What is the best Claude Code effort setting for Opus 4.7?

xhigh is the default in Claude Code and the right starting point for most serious coding sessions. Use high when you need better cost control across many sessions. Use max deliberately for the hardest work, not as a blanket default.

Is Claude Opus 4.7 better for cybersecurity?

It is better for legitimate defensive security workflows, code review, vulnerability triage, and cyber-adjacent analysis. Anthropic also shipped explicit cyber safeguards with the model, which is part of why the release matters.

Does Opus 4.7 cost more than Opus 4.6?

List price is unchanged, but practical cost can rise because of the new tokenizer, higher reasoning spend at higher effort, and more expensive image inputs. Measure against your actual workloads.

When should I still use Sonnet instead of Opus 4.7?
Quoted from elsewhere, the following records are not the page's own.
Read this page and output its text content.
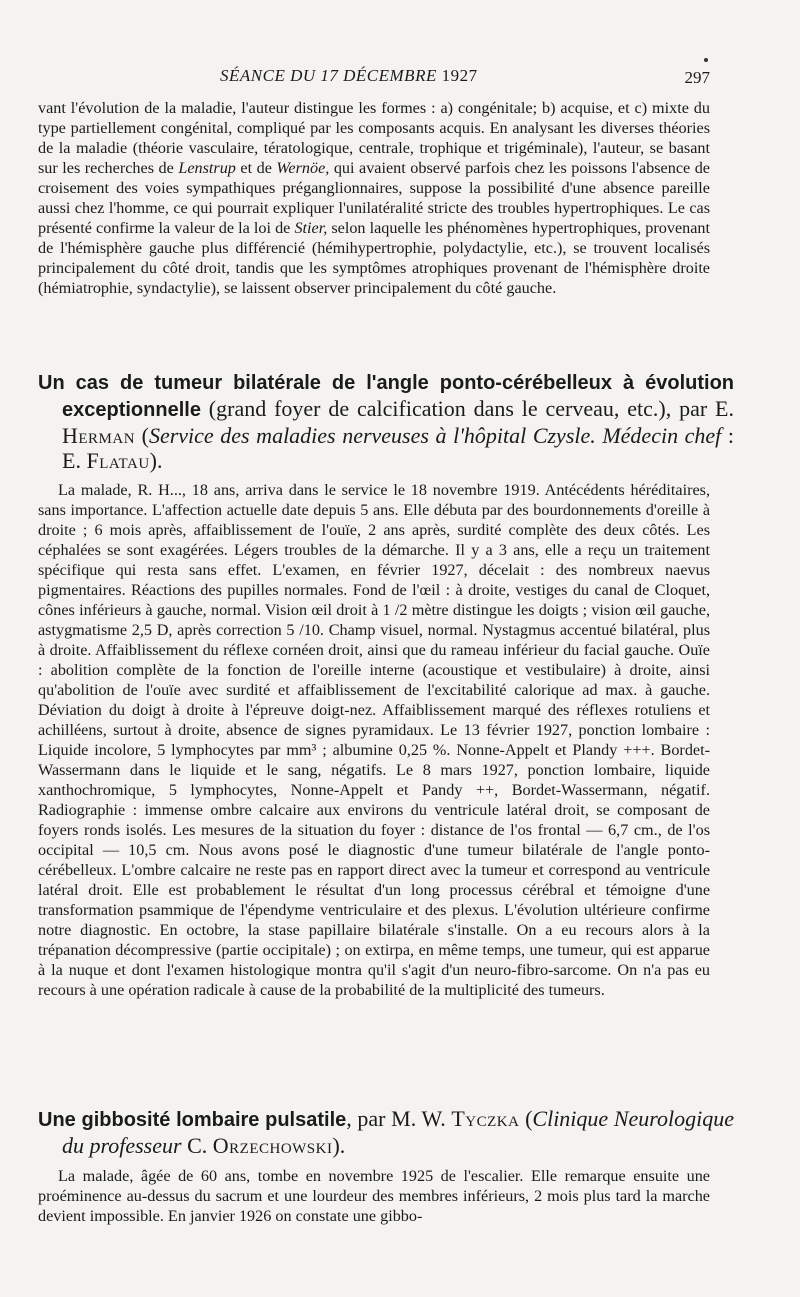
SÉANCE DU 17 DÉCEMBRE 1927	297
vant l'évolution de la maladie, l'auteur distingue les formes : a) congénitale; b) acquise, et c) mixte du type partiellement congénital, compliqué par les composants acquis. En analysant les diverses théories de la maladie (théorie vasculaire, tératologique, centrale, trophique et trigéminale), l'auteur, se basant sur les recherches de Lenstrup et de Wernöe, qui avaient observé parfois chez les poissons l'absence de croisement des voies sympathiques préganglionnaires, suppose la possibilité d'une absence pareille aussi chez l'homme, ce qui pourrait expliquer l'unilatéralité stricte des troubles hypertrophiques. Le cas présenté confirme la valeur de la loi de Stier, selon laquelle les phénomènes hypertrophiques, provenant de l'hémisphère gauche plus différencié (hémihypertrophie, polydactylie, etc.), se trouvent localisés principalement du côté droit, tandis que les symptômes atrophiques provenant de l'hémisphère droite (hémiatrophie, syndactylie), se laissent observer principalement du côté gauche.
Un cas de tumeur bilatérale de l'angle ponto-cérébelleux à évolution exceptionnelle (grand foyer de calcification dans le cerveau, etc.), par E. Herman (Service des maladies nerveuses à l'hôpital Czysle. Médecin chef : E. Flatau).
La malade, R. H..., 18 ans, arriva dans le service le 18 novembre 1919. Antécédents héréditaires, sans importance. L'affection actuelle date depuis 5 ans. Elle débuta par des bourdonnements d'oreille à droite ; 6 mois après, affaiblissement de l'ouïe, 2 ans après, surdité complète des deux côtés. Les céphalées se sont exagérées. Légers troubles de la démarche. Il y a 3 ans, elle a reçu un traitement spécifique qui resta sans effet. L'examen, en février 1927, décelait : des nombreux naevus pigmentaires. Réactions des pupilles normales. Fond de l'œil : à droite, vestiges du canal de Cloquet, cônes inférieurs à gauche, normal. Vision œil droit à 1 /2 mètre distingue les doigts ; vision œil gauche, astygmatisme 2,5 D, après correction 5 /10. Champ visuel, normal. Nystagmus accentué bilatéral, plus à droite. Affaiblissement du réflexe cornéen droit, ainsi que du rameau inférieur du facial gauche. Ouïe : abolition complète de la fonction de l'oreille interne (acoustique et vestibulaire) à droite, ainsi qu'abolition de l'ouïe avec surdité et affaiblissement de l'excitabilité calorique ad max. à gauche. Déviation du doigt à droite à l'épreuve doigt-nez. Affaiblissement marqué des réflexes rotuliens et achilléens, surtout à droite, absence de signes pyramidaux. Le 13 février 1927, ponction lombaire : Liquide incolore, 5 lymphocytes par mm³ ; albumine 0,25 %. Nonne-Appelt et Plandy +++. Bordet-Wassermann dans le liquide et le sang, négatifs. Le 8 mars 1927, ponction lombaire, liquide xanthochromique, 5 lymphocytes, Nonne-Appelt et Pandy ++, Bordet-Wassermann, négatif. Radiographie : immense ombre calcaire aux environs du ventricule latéral droit, se composant de foyers ronds isolés. Les mesures de la situation du foyer : distance de l'os frontal — 6,7 cm., de l'os occipital — 10,5 cm. Nous avons posé le diagnostic d'une tumeur bilatérale de l'angle ponto-cérébelleux. L'ombre calcaire ne reste pas en rapport direct avec la tumeur et correspond au ventricule latéral droit. Elle est probablement le résultat d'un long processus cérébral et témoigne d'une transformation psammique de l'épendyme ventriculaire et des plexus. L'évolution ultérieure confirme notre diagnostic. En octobre, la stase papillaire bilatérale s'installe. On a eu recours alors à la trépanation décompressive (partie occipitale) ; on extirpa, en même temps, une tumeur, qui est apparue à la nuque et dont l'examen histologique montra qu'il s'agit d'un neuro-fibro-sarcome. On n'a pas eu recours à une opération radicale à cause de la probabilité de la multiplicité des tumeurs.
Une gibbosité lombaire pulsatile, par M. W. Tyczka (Clinique Neurologique du professeur C. Orzechowski).
La malade, âgée de 60 ans, tombe en novembre 1925 de l'escalier. Elle remarque ensuite une proéminence au-dessus du sacrum et une lourdeur des membres inférieurs, 2 mois plus tard la marche devient impossible. En janvier 1926 on constate une gibbo-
Use Sonnet for fast daily coding, smaller edits, cheaper bulk work, and sessions where speed matters more than frontier-level reasoning.

Common Questions

What is Claude Opus 4.7?

Claude Opus 4.7 is Anthropic's flagship model as of April 2026. It targets hard, long-running engineering and knowledge work: complex code reviews, multi-step agent tasks, dense document reasoning, and security workflows. The context window is 1M tokens and the price is $5 input / $25 output per 1M tokens, same as Opus 4.6.

What is the context window for Claude Opus 4.7?
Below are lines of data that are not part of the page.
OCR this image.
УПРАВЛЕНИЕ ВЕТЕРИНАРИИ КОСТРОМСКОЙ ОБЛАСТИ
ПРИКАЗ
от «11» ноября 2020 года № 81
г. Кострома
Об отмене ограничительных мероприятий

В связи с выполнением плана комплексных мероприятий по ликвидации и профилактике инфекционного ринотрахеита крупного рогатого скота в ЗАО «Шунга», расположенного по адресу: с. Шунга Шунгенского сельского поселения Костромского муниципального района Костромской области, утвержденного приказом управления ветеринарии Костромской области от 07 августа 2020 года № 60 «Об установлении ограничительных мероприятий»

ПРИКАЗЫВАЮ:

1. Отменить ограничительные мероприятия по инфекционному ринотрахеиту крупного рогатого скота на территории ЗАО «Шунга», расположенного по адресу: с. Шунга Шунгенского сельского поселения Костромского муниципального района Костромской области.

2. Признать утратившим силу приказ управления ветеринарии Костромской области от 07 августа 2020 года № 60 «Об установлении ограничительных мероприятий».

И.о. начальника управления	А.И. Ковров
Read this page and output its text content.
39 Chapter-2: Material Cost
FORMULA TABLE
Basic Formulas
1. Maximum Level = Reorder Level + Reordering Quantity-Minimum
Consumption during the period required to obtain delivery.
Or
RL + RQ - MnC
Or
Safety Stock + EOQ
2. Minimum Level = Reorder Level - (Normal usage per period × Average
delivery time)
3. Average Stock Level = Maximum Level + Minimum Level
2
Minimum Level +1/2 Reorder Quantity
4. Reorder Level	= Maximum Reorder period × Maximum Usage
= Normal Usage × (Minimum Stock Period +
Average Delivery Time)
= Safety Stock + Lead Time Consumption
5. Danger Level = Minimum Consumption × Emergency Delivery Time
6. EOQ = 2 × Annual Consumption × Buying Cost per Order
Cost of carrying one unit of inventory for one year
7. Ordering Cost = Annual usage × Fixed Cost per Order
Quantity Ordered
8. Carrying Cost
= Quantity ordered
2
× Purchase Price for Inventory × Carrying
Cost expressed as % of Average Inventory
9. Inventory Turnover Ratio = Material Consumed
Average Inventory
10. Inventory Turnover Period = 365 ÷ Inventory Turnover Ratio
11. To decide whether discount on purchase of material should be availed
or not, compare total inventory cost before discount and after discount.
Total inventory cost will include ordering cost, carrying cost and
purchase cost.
Claude Opus 4.7 has a 1M token context window and a maximum output of 128,000 tokens. Both limits are unchanged from Opus 4.6. The practical difference is that Opus 4.7 uses those tokens more effectively in long-running sessions because it stays coherent longer and derails less on multi-step reasoning.
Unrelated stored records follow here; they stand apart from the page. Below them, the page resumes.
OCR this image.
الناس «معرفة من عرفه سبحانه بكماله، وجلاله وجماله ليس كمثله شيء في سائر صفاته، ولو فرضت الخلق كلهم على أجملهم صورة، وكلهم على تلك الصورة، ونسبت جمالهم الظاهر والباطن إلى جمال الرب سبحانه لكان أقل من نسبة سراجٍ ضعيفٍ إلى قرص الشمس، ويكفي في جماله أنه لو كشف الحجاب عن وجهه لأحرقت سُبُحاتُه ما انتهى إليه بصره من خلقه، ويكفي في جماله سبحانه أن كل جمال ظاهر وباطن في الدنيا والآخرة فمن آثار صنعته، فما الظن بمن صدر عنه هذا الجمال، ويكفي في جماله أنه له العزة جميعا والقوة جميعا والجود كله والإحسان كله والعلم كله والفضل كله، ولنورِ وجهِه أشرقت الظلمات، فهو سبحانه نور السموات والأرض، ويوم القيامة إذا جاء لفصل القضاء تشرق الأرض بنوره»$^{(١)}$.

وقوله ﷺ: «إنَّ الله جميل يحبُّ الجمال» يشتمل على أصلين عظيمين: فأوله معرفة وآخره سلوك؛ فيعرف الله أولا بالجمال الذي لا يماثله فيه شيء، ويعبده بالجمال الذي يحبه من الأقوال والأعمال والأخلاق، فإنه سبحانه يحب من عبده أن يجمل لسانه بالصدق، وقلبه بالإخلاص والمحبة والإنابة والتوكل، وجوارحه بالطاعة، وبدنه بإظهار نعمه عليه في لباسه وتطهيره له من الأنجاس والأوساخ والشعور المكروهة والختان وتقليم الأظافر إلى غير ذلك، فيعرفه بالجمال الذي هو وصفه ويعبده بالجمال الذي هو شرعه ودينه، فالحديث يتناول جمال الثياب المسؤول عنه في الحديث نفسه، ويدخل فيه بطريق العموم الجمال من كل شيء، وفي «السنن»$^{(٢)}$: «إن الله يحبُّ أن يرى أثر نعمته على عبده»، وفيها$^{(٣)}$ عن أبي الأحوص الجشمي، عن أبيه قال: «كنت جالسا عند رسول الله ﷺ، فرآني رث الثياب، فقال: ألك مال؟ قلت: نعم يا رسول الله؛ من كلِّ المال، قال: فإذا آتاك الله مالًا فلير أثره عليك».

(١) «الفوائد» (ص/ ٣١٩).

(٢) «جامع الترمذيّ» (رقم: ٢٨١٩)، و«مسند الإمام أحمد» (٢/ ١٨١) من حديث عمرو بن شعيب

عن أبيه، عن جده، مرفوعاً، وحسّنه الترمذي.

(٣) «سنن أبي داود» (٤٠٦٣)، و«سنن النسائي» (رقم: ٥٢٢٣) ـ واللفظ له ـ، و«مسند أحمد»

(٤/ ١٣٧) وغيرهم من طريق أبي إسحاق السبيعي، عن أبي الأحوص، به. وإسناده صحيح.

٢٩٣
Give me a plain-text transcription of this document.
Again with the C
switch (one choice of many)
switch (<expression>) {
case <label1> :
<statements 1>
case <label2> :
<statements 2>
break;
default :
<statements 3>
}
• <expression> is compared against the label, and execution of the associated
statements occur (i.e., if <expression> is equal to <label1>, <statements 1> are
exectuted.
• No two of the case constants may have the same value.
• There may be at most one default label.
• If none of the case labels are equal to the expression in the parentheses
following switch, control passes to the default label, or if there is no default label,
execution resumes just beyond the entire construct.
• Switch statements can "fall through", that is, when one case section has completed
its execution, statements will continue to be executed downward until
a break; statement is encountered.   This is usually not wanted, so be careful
Does Claude Opus 4.7 support computer use?

Yes. Opus 4.7 supports vision and tool use, including computer use workflows. The bigger visual change in this release is the resolution upgrade from 1,568px to 2,576px, which makes dense screenshots, UI mocks, and technical diagrams substantially more readable without manual cropping.

What is adaptive thinking in Claude Opus 4.7?

Adaptive thinking is the reasoning mode in Opus 4.7 that replaces the older fixed-budget thinking from 4.6. Instead of setting a token budget manually, you control depth through effort levels: low, medium, high, xhigh, or max. The older thinking: { budget_tokens: N } parameter is not supported in 4.7 and returns a 400 error.

Is Claude Opus 4.7 available via API?

Yes. Opus 4.7 is available through the Anthropic API with the model ID claude-opus-4-7. If you are migrating from Opus 4.6, note that fixed-budget thinking parameters, non-default sampling values like temperature and top_p, and the old tokenizer assumptions all changed. A direct model-name swap without testing is not safe.

How does Claude Opus 4.7 compare to GPT-4o?

On agentic coding work, Opus 4.7 leads: CursorBench at 70%, 3x improvement on Rakuten production SWE tasks, and 90.9% on BigLaw Bench legal reasoning. GPT-4o is faster and cheaper. Opus 4.7 is the better fit when the task is expensive to get wrong and requires sustained multi-step reasoning.